Yes. It was a long way just to go to the beach, and yes, I had obviously been to the beach before living in California for the majority of my life. However, I had never personally seen this particular body of water or ventured out into it as I had done in the Pacific, the Atlantic, the Mediterranean, and so many others. The Gulf of Mexico was there, and so I had to go, let the wind whip through my hair like someone skydiving from a plane, and briefly contract some potentially disgusting cold that I probably won’t get rid of for a week.

That day I headed as far South East as I could go before I ended up across country lines into Mexico. I took off my black heeled boots and walked across the bright sand before stumbling further onto Boca State Beach passed the few empty beer bottles and cigarette butts. I thought briefly about picking up some of the iridescent seashells half-buried in the warm sand but then thought about the weird piece of degrading plastic wedged next to some of the beautiful shells and decided against it.

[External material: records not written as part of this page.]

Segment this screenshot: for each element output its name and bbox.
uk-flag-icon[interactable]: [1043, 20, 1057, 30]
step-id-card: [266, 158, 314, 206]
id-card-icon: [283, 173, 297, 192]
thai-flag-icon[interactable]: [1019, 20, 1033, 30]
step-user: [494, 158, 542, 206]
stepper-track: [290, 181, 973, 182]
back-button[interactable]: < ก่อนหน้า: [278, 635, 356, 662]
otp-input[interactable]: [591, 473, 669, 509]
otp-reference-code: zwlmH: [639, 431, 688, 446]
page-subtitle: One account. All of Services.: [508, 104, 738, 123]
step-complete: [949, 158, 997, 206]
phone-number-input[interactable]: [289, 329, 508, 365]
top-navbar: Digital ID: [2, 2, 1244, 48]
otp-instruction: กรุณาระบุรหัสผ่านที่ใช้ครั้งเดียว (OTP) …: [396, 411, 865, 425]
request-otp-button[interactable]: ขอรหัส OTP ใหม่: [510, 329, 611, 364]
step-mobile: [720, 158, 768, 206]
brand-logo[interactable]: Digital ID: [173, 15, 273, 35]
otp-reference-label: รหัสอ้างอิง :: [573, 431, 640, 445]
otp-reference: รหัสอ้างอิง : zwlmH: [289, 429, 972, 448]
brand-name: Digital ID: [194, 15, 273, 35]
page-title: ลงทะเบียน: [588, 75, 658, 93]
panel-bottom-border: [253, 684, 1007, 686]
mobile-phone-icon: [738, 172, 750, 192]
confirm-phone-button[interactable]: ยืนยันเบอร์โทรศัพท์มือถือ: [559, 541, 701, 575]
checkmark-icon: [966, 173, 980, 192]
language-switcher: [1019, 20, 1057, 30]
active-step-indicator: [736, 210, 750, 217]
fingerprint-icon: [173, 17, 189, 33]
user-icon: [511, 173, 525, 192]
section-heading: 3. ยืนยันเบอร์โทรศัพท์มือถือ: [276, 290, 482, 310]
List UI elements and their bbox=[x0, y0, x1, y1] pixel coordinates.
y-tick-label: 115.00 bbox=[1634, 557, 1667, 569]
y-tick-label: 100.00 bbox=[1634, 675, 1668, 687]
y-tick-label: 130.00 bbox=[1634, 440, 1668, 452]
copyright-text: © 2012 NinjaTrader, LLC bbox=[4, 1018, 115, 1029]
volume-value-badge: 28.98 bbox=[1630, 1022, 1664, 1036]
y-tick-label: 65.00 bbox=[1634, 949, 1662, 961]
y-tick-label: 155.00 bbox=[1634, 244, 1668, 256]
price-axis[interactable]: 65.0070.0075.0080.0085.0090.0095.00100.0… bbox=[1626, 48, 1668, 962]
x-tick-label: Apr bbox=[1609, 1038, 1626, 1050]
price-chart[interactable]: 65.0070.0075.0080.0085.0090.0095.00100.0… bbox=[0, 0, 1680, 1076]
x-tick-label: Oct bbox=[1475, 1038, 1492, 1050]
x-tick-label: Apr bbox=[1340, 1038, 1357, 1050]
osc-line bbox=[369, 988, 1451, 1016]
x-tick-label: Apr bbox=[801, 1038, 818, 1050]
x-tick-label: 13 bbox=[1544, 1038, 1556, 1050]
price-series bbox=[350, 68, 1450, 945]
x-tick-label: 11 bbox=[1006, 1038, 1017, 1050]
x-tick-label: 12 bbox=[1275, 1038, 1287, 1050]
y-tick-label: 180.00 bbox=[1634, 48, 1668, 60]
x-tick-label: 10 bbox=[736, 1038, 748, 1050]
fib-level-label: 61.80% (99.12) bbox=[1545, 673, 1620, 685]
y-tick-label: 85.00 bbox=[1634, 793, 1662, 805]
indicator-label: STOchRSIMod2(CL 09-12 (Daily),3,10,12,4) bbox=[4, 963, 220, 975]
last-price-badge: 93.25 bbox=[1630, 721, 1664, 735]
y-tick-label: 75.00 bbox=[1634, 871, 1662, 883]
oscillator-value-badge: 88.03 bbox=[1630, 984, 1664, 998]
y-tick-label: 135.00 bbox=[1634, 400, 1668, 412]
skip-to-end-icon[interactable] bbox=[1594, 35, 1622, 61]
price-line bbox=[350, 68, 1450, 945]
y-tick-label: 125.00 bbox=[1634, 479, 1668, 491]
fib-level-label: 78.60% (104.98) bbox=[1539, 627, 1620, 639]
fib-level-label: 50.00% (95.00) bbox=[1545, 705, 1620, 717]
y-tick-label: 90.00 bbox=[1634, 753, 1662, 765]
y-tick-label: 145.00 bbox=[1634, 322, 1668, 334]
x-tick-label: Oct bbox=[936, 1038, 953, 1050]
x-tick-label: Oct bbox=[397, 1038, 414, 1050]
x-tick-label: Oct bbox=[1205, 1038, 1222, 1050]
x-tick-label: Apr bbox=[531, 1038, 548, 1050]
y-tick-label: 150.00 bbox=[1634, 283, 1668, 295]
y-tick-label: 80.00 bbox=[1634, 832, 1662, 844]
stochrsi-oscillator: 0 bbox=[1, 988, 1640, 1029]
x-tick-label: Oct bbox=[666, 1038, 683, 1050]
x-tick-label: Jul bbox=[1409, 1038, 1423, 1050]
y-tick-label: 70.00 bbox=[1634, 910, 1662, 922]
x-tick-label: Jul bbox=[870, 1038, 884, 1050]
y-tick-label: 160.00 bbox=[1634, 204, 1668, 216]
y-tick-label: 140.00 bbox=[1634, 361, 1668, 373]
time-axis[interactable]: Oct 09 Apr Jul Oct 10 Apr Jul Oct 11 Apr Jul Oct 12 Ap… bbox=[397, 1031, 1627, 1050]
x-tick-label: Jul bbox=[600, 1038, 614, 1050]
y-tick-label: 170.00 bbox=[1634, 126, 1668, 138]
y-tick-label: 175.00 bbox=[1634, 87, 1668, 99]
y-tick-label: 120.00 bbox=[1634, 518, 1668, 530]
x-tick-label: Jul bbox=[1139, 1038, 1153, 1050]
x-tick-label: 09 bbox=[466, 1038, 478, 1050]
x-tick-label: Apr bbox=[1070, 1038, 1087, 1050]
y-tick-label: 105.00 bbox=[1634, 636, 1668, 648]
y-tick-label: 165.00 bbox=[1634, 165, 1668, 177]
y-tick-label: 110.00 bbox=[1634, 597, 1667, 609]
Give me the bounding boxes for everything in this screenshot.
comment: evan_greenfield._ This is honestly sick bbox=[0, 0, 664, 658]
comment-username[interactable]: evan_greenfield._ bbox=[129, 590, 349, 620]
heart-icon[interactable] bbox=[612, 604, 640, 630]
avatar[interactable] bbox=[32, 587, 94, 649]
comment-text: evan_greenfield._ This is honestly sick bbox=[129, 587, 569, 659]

The part of the beach further away from the road was a lot cleaner. I had noticed more gaps of wet sand than mysterious trash as I walked along the coast and decided to make my brief dash for the foamy-looking not so clean water rushing up as strengthening tides on the sand. The second that the water had hit my feet, I instantly thought about the BP oil spill and all the other manmade disasters that polluted the Gulf in particular and ran back to the safety of the beach.

I can probably die now., I thought to myself. Not because of the filthy water, but because I had gone out of my way to cross another destination off of my list without planning. It was all so spurred of the moment as I had decided several minutes before I took off for the coast that I would be going there through the middle of Texas’ wild marshlands alone on unpopulated farm roads

I wanted to continue carrying this feeling of random spontaneity that would take me around the world to wonderful and amazing places, either alone or with friends. It was almost as if not having a New Year’s resolution really did open up the time needed for me to literally get up each morning and do whatever it was that crossed my mind. There were consequences, of course, but I would become more open to so many new and interesting possibilities that I never even thought of before.